Note that the data in the example below are plotted on a logarithmic x-axis for the initial experiment (left), and on a linear x-axis for the second experiment (right).

*Figure 2: Determination of the binding stoichiometry of biotin and streptavidin. (Left) A wide range of biotin is titrated against 25 nM labeled streptavidin. The K _{d} fit yields a saturation curve (red line) with a “kink” at a biotin concentration of ~100 nM (red arrow). (Right) In a follow-up experiment, biotin is titrated in a narrow concentration range from 10-160 nM against 25 nM labeled streptavidin. Linear regression of the saturated and non-saturated parts of the data points reveals a saturation of streptavidin at 94.35 nM biotin, yielding a binding stoichiometry of ~ 4:1.*

The stoichiometry of the interaction can now be analyzed. For this, the exact position of the saturation “kink” should be determined. It is recommended to plot the data on a linear x-axis to identify the linear sections of the saturated and non-saturated parts of the curve. After linear regression of the respective data points, calculate the x-position of the intersection (corresponding to the ligand concentration at which saturation occurs) of the two linear regressions using:

x = (b_{2}-b_{1})/(m_{1}-m_{2})

where m is the slope, and b the y-intercept (according to the general equation y = mx + b)

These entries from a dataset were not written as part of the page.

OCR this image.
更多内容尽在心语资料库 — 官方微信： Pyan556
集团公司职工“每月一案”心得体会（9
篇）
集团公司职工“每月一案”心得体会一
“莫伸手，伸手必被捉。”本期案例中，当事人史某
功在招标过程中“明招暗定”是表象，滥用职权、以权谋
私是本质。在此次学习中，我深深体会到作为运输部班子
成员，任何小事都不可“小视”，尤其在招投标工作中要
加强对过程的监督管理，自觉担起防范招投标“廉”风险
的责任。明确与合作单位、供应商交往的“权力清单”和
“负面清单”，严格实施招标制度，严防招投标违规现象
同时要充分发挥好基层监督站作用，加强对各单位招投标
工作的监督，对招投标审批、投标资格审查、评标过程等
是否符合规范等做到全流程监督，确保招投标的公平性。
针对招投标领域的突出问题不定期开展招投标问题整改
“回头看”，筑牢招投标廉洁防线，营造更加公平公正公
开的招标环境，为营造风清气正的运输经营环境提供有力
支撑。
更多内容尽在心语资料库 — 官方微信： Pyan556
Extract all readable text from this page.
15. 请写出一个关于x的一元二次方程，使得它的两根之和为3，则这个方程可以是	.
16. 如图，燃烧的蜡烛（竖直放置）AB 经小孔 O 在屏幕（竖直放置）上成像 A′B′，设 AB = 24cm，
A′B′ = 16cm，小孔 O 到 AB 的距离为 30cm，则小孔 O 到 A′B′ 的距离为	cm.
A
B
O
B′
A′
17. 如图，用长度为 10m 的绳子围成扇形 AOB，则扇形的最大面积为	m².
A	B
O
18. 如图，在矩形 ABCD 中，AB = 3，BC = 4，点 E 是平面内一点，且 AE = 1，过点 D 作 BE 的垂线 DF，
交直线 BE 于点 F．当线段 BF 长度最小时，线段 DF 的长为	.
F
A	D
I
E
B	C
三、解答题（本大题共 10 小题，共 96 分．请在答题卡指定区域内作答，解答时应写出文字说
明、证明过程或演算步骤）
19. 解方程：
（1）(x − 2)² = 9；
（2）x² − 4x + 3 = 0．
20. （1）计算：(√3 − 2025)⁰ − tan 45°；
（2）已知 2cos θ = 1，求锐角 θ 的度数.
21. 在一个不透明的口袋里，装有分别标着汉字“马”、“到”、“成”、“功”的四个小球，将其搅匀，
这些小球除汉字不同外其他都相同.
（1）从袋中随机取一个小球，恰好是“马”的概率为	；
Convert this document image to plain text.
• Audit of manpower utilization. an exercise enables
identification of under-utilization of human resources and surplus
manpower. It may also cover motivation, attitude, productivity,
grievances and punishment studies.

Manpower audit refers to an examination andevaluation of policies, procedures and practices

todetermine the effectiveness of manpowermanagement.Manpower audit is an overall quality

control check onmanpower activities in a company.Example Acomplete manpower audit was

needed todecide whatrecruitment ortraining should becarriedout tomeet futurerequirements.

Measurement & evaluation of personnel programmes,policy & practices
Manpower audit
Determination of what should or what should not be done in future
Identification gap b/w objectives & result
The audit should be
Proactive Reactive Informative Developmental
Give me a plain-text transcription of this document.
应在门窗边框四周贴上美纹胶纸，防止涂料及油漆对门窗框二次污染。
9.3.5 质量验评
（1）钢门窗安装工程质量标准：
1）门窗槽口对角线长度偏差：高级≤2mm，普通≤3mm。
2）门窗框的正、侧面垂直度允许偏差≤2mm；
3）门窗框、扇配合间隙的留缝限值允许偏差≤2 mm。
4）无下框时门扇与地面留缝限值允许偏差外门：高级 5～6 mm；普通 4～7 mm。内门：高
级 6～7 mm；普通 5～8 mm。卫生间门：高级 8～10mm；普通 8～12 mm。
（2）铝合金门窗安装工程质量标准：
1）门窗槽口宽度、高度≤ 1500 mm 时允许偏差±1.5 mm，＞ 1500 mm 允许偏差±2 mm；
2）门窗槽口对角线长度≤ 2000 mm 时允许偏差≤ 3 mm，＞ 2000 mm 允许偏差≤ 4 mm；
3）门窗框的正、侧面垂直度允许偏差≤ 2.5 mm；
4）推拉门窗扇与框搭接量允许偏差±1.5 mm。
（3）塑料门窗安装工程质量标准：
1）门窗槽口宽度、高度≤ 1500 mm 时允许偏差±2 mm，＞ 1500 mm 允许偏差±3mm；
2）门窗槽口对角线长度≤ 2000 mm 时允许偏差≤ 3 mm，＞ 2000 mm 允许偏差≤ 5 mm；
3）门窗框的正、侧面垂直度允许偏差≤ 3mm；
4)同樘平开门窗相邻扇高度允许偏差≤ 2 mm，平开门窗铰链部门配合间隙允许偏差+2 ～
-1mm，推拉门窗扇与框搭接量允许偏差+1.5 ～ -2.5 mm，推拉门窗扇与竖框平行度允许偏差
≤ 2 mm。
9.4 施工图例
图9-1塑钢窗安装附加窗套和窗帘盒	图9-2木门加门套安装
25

For this particular example, the saturation concentration was determined to be 94.35 nM. Given a concentration of 25 nM streptavidin, this means that each streptavidin tetramer binds to 3.78 biotin molecules, which is in good agreement with the known 4:1 stoichiometry.

Notes

- Determination of interaction stoichiometry requires rather high affinities. For low affinity interactions with Kds in the intermediate or high µM range, stoichiometry experiments are difficult since high concentrations are required for both target and ligand. In the case of high target concentrations, if the Monolith detector is saturated due to too high fluorescence, a mixture of labeled and unlabeled target may be used.
- We recommend using the simulation tool to determine suitable concentrations of target and ligand. This tool is implemented within the MO.Control software on the Plan page and can be found under “Highest concentration in this assay”.
- A stoichiometry < 1 can be caused by partially unfolded or inactive protein. In this case use a new protein batch or different buffer conditions.